American Seafarers and the Partnership for 21st Century Skills

 In 2002, some of the leading employers and educators in the US realized that high school and college graduates were entering the workforce with a significant deficiency in some critical skills.

These groups (which includes Apple, AT&T, Intel, Ford, PBS, the Children’s Television Workshop and Cisco) decided to do something about it. They came together to form the Partnership for 21st Century Skills (P21). The purpose of the partnership was simple:

  • Determine what skills are the most important for success after school.
  • Identify where there are deficits among recent graduates.
  • Develop plans to address these skill deficits.

Over the years, they have conducted multiple surveys and created reports that have been highly influential. In fact, Singapore completely changed their educational curriculum after reading one of their reports – and this was AFTERthey were named one of the top 3 education systems in the world!

The conclusions are powerful and surprising. In particular, the “skills critical to success” were not what most people would anticipate. The most important skills are not math, science or reading. Instead, they are as follows:

  1. Oral communication
  2. Collaboration
  3. Work ethic
  4. Written communication
  5. Critical thinking

Simply put, this is a love letter to summer programs.
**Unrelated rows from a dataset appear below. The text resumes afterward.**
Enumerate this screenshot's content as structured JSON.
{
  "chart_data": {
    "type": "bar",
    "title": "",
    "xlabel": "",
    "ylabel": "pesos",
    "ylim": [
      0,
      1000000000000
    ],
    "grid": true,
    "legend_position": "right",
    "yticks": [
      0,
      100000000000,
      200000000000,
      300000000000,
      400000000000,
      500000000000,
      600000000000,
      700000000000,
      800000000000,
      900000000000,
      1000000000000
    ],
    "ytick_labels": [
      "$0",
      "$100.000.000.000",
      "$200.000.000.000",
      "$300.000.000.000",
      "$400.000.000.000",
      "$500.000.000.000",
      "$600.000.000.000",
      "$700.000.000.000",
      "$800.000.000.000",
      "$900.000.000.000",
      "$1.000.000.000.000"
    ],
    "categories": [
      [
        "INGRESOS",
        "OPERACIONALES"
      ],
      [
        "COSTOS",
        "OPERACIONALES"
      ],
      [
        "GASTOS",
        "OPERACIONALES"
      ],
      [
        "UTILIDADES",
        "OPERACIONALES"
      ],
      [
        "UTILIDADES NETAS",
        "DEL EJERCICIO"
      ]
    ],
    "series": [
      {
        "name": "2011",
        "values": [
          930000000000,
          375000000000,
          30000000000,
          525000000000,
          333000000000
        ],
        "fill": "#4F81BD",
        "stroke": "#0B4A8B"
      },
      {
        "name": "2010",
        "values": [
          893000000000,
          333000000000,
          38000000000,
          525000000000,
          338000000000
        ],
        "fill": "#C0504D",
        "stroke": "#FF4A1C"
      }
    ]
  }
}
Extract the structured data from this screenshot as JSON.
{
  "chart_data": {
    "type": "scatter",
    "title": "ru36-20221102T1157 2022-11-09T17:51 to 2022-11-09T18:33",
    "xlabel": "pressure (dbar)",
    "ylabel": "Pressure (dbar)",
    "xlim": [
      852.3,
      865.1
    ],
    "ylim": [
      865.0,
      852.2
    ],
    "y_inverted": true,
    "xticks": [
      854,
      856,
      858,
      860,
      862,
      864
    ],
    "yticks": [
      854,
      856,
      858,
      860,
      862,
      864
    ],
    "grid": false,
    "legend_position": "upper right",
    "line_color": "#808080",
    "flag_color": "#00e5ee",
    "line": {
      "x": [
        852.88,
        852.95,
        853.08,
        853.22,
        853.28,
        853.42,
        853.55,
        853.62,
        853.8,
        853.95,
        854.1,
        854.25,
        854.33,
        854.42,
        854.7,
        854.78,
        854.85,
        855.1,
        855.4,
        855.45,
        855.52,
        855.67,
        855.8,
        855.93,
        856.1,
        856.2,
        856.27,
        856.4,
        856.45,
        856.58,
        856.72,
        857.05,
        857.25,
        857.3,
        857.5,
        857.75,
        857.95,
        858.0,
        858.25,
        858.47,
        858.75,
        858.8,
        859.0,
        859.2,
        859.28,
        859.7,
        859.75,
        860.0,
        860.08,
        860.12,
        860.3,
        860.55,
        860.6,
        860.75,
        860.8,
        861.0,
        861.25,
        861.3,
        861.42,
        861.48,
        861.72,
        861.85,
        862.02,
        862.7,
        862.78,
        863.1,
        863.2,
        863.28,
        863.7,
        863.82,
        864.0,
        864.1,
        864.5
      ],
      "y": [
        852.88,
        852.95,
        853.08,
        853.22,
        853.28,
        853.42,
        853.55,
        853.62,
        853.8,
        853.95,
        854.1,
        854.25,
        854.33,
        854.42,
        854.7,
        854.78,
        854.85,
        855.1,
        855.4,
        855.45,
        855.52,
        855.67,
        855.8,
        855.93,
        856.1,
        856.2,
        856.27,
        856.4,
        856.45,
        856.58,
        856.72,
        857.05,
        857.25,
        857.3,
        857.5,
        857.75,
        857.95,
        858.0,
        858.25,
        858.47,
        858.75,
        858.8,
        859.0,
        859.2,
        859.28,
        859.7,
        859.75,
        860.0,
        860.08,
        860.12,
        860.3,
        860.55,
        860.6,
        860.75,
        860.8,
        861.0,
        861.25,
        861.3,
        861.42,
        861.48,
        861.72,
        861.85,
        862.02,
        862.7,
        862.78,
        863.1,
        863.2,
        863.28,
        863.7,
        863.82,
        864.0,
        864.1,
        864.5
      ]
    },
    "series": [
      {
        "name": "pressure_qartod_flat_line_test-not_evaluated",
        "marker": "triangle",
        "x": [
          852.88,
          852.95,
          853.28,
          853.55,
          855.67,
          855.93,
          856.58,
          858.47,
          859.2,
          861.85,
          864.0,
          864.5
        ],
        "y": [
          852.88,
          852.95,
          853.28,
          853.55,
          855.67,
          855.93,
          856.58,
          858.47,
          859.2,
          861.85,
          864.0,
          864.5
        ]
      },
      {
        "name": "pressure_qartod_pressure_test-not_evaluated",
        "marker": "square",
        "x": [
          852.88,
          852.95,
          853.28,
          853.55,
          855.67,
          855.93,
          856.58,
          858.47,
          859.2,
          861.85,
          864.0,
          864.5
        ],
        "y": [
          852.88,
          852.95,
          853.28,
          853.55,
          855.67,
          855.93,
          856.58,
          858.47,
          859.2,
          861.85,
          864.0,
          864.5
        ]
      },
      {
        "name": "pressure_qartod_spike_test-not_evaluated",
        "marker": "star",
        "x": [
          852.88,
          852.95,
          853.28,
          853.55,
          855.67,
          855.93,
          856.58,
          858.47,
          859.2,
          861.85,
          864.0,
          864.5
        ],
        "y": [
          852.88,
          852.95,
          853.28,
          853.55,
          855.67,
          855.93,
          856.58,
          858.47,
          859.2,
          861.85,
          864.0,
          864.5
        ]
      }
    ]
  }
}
With the exception of written communication, I believe that a good summer program fosters these skills better than even the best schools. Oral communication and collaboration are difficult skills to teach in a classroom. When teachers need to teach algebra or verb conjugation, they must focus on transferring their academic knowledge to students, not creating active collaborative environments.

At American Seafarers, we focus on developing these skills. Every day, we work on their communication and collaboration skills – heck, that is the essence of a good seafaring team dynamic. On their own they will work on these skills 16 hours a day.

Few parents of middle and high school children worry about the workplace, but we think it is exciting to think that American Seafarers is not just fun, but also a rich learning environment.

  1 comment for “American Seafarers and the Partnership for 21st Century Skills

  1. January 22, 2017 at 4:50 pm

    The mistake that I believe many people make in their views of college education is that it, in effect, opens the head of students and pours employable knowledge in. What higher education really does is that it teaches us is HOW to continue to learn. That means one must be able AND know how to ask questions such as how and why, and perhaps more importantly, why not.

    My time on Chesapeake Lightship as a teenager taught me those skills early. I was essentially utilizing all three styles of learning. Visual – I watched others performing tasks of which I was not aware. Auditory – I asked how they were to be done and listened to the explanations, asking more questions as necessary. Kinesthetic – Trying the new skills myself to practice and refine my techniques. It was only later in college psychology classes, that I realized that I was using all three styles of learning effectively.

    A program like this can develop natural curiosity, self-confidence, and other tools that will allow young people to grow into more complete individuals.